Global biodiversity data
It is of interest to note that the full dataset of Liang et al. (2016) shows a distinct peak at low and at intermediate diversity (see Additional file 1: Figure S2). The full dataset apparently contains a mixture of volumes and growth rates and thus remains difficult to interpret. Nevertheless, it remains interesting to see that an envelope function (of volumes) would decline with diversity, indicating reduced stand growth with increasing diversity. There appears to be a second lower peak at intermediate diversity.
The data indicate that the maximum growth rate of specific monocultures and mixtures is higher than the average diversity effect on productivity. This may be taken as the main incentive of land-users to using monocultures. In forests the loss in maximum productivity is about 10% for each added species, and this is less than the potential gain of average productivity in a random mixture. Highly productive monoculture-trees are also very strong competitors (e.g. Picea and Fagus) and keeping admixture species alive requires frequent interventions by management.
Food industry and bio-economy are additional strong drivers for monocultures because of a demand for a uniform supply of substrate wanted for uniform products. This is even true for forestry, where saw mills are specialized to use specific tree species only. Thus, from the economic side there are few incentives to promote species mixtures.

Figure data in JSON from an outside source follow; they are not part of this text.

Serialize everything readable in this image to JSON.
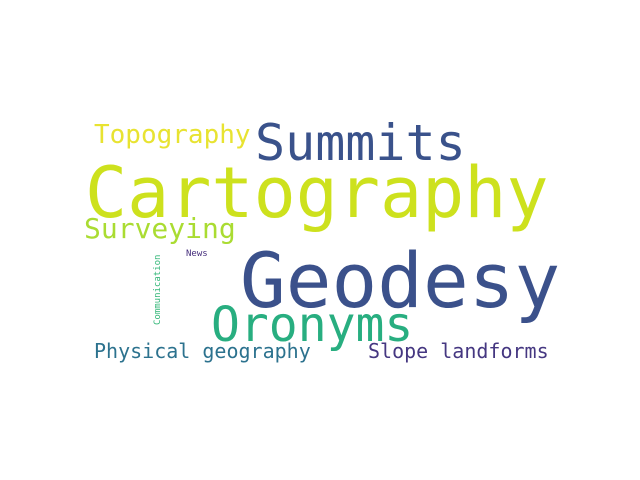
{
  "words": [
    {
      "text": "Topography",
      "color": "#e8e331"
    },
    {
      "text": "Summits",
      "color": "#3a528b"
    },
    {
      "text": "Cartography",
      "color": "#cde11d"
    },
    {
      "text": "Surveying",
      "color": "#aadc32"
    },
    {
      "text": "Geodesy",
      "color": "#3b518b"
    },
    {
      "text": "Oronyms",
      "color": "#28ae80"
    },
    {
      "text": "News",
      "color": "#472f7d"
    },
    {
      "text": "Communication",
      "color": "#35b779"
    },
    {
      "text": "Physical geography",
      "color": "#2c728e"
    },
    {
      "text": "Slope landforms",
      "color": "#453781"
    }
  ]
}
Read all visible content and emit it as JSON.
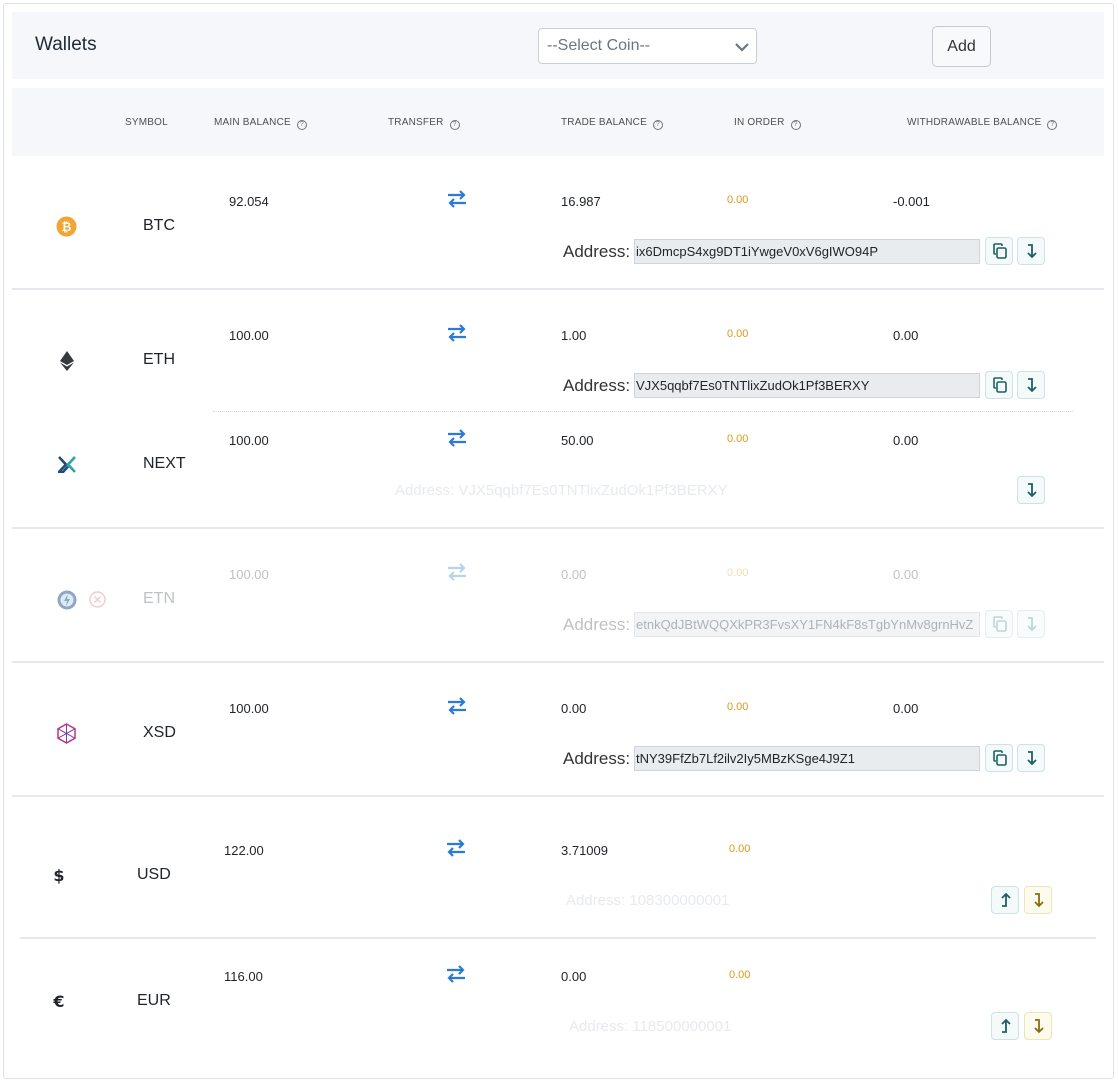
{
  "header": {
    "title": "Wallets",
    "select_placeholder": "--Select Coin--",
    "add_label": "Add"
  },
  "columns": {
    "symbol": "SYMBOL",
    "main_balance": "MAIN BALANCE",
    "transfer": "TRANSFER",
    "trade_balance": "TRADE BALANCE",
    "in_order": "IN ORDER",
    "withdrawable_balance": "WITHDRAWABLE BALANCE"
  },
  "rows": [
    {
      "symbol": "BTC",
      "main": "92.054",
      "trade": "16.987",
      "in_order": "0.00",
      "withdrawable": "-0.001",
      "address_label": "Address:",
      "address": "ix6DmcpS4xg9DT1iYwgeV0xV6gIWO94P",
      "icon": "bitcoin-icon",
      "icon_color": "#f2a434"
    },
    {
      "symbol": "ETH",
      "main": "100.00",
      "trade": "1.00",
      "in_order": "0.00",
      "withdrawable": "0.00",
      "address_label": "Address:",
      "address": "VJX5qqbf7Es0TNTlixZudOk1Pf3BERXY",
      "icon": "ethereum-icon"
    },
    {
      "symbol": "NEXT",
      "main": "100.00",
      "trade": "50.00",
      "in_order": "0.00",
      "withdrawable": "0.00",
      "address_line": "Address: VJX5qqbf7Es0TNTlixZudOk1Pf3BERXY",
      "icon": "next-icon",
      "icon_color": "#1c4e76"
    },
    {
      "symbol": "ETN",
      "main": "100.00",
      "trade": "0.00",
      "in_order": "0.00",
      "withdrawable": "0.00",
      "address_label": "Address:",
      "address": "etnkQdJBtWQQXkPR3FvsXY1FN4kF8sTgbYnMv8grnHvZ",
      "icon": "electroneum-icon",
      "status_icon": "disabled-x-icon",
      "status_color": "#e8a0a0"
    },
    {
      "symbol": "XSD",
      "main": "100.00",
      "trade": "0.00",
      "in_order": "0.00",
      "withdrawable": "0.00",
      "address_label": "Address:",
      "address": "tNY39FfZb7Lf2ilv2Iy5MBzKSge4J9Z1",
      "icon": "xsd-icon",
      "icon_color": "#c2357a"
    },
    {
      "symbol": "USD",
      "main": "122.00",
      "trade": "3.71009",
      "in_order": "0.00",
      "address_line": "Address: 108300000001",
      "icon": "dollar-icon"
    },
    {
      "symbol": "EUR",
      "main": "116.00",
      "trade": "0.00",
      "in_order": "0.00",
      "address_line": "Address: 118500000001",
      "icon": "euro-icon"
    }
  ],
  "colors": {
    "accent": "#2b7bd6",
    "in_order": "#d99a1e",
    "button_teal": "#1f5f63",
    "button_gold": "#8a6a12"
  }
}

Opposite to the incentives for monocultures in managed systems, there are also ecological incentives for species mixtures, especially in long-lived forests. A mixture of species results in reduced risk against environmental extreme events (wind-throw) and diseases (insects). It also buffers the temporal variations of climate on productivity (Jucker et al. 2014; Isbell et al. 2015). Thus, in temperate forests, a species mixture is anticipated in modern forestry, but the level of mixture is generally low.
Estimates of the cost of losses of species cannot be based on the average growth/biodiversity function, neither at global nor at local scale, but must contain the fact, that management will select the most productive species or species combination, which produce biomass beyond the level of the growth/biodiversity function.

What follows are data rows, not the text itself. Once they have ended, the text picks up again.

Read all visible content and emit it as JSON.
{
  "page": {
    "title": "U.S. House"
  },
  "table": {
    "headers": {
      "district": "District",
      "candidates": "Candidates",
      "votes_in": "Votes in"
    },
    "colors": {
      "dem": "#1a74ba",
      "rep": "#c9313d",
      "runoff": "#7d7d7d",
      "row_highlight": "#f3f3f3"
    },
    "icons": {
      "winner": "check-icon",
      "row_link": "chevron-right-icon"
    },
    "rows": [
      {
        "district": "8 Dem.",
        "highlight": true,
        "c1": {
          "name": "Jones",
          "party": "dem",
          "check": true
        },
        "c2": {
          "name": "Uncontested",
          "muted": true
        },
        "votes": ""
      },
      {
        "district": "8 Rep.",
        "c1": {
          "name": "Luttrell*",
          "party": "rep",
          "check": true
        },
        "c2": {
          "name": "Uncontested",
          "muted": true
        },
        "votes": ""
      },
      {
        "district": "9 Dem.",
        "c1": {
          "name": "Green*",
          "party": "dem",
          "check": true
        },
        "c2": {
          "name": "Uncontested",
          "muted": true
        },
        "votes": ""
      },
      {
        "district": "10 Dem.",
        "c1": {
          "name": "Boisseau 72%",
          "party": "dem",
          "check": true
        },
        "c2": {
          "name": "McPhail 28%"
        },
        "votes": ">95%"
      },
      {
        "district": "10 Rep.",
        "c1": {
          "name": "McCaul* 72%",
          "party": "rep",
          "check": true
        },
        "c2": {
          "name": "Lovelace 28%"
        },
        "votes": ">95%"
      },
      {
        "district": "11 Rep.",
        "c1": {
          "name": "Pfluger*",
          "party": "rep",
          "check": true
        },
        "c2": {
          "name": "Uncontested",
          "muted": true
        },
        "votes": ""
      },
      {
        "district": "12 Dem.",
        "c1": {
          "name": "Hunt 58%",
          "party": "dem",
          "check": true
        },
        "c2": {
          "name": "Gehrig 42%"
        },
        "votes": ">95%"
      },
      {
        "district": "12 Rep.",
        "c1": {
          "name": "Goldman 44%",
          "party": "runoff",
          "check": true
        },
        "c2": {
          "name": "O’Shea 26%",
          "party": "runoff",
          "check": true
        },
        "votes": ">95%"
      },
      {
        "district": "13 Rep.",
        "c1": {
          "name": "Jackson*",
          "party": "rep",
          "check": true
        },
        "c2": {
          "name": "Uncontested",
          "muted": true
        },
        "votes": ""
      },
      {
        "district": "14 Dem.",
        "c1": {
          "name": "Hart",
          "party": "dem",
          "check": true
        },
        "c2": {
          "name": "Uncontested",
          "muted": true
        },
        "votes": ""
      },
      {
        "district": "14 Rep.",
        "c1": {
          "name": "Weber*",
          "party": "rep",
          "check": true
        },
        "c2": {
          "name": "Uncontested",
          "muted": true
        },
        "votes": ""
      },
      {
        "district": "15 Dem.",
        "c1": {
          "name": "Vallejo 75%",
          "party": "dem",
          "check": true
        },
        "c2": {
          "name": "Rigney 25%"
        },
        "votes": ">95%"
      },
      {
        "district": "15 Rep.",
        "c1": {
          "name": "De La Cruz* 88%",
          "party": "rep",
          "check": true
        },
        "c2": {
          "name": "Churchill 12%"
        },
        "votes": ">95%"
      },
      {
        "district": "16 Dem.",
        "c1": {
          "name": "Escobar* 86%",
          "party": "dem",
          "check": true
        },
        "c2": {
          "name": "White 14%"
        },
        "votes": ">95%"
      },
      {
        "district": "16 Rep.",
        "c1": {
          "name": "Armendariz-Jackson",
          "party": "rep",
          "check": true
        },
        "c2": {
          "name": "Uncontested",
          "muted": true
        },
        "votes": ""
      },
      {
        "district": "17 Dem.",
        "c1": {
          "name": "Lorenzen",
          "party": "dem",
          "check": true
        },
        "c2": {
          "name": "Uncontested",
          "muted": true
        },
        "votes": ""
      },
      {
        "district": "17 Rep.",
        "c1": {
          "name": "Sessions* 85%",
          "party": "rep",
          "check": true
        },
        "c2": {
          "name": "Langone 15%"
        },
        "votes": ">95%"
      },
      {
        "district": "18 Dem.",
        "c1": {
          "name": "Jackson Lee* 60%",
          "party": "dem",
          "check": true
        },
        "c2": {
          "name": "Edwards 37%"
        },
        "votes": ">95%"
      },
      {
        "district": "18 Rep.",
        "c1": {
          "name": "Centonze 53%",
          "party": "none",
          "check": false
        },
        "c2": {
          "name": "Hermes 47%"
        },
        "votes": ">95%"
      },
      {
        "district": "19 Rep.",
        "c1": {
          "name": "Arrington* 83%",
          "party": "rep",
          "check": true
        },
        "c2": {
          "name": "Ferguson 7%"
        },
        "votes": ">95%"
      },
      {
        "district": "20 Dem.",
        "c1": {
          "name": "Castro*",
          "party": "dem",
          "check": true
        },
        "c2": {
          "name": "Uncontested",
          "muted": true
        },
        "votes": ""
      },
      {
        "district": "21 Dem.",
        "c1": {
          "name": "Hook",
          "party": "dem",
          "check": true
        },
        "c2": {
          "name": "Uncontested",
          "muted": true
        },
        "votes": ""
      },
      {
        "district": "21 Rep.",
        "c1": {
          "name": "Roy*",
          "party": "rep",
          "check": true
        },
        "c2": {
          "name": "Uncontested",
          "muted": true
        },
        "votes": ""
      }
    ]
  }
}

This study does not intend to clarify the ultimate causes for correlations between NPP and biodiversity or NPP and biodiversity, but to point out that by management NPP can be increased beyond the level offered by natural mixtures of species.
We like to thank Prof Dr. Alexandra Weigelt, Dr. Anne Ebeling, Dr. Tina Buchmann for making the grassland dataset available. These data were collected in the context of the Jena Experiment with Prof. Dr. Nico Eisenhauer, Prof. Dr. Wolfgang Weisser, and Prof. Dr. Berhard Schmid as PIs, and we thank these persons for maintaining this project. We thank Uli Pruschitzki and Lulian Iulian Dănilă for organizing the forest inventories.

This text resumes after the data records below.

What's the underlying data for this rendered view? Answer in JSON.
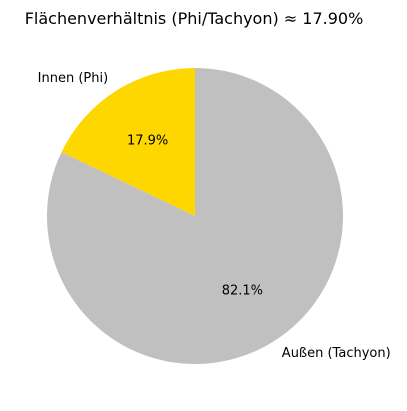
{
  "chart_data": {
    "type": "pie",
    "title": "Flächenverhältnis (Phi/Tachyon) ≈ 17.90%",
    "slices": [
      {
        "label": "Innen (Phi)",
        "value": 17.9,
        "pct_label": "17.9%",
        "color": "#ffd700"
      },
      {
        "label": "Außen (Tachyon)",
        "value": 82.1,
        "pct_label": "82.1%",
        "color": "#c0c0c0"
      }
    ],
    "start_angle_deg": 90,
    "direction": "counterclockwise",
    "legend": "none"
  }
}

EDS: wrote the 1st draft and all revisions of this paper, OB: analyzed the Romanian forest inventory date, UW: developed the global analysis of NPP vs. biodiversity, CR: analyzed the grassland data, DH analyzed the German forest inventory data, FK contributed the data of the German national forest inventory; PS made statistical analyses; FK supplied the data of the German National Forest Inventory. All authors jointly discussed this broad dataset, and agreed to the final version.
The authors declare that they have no competing interest.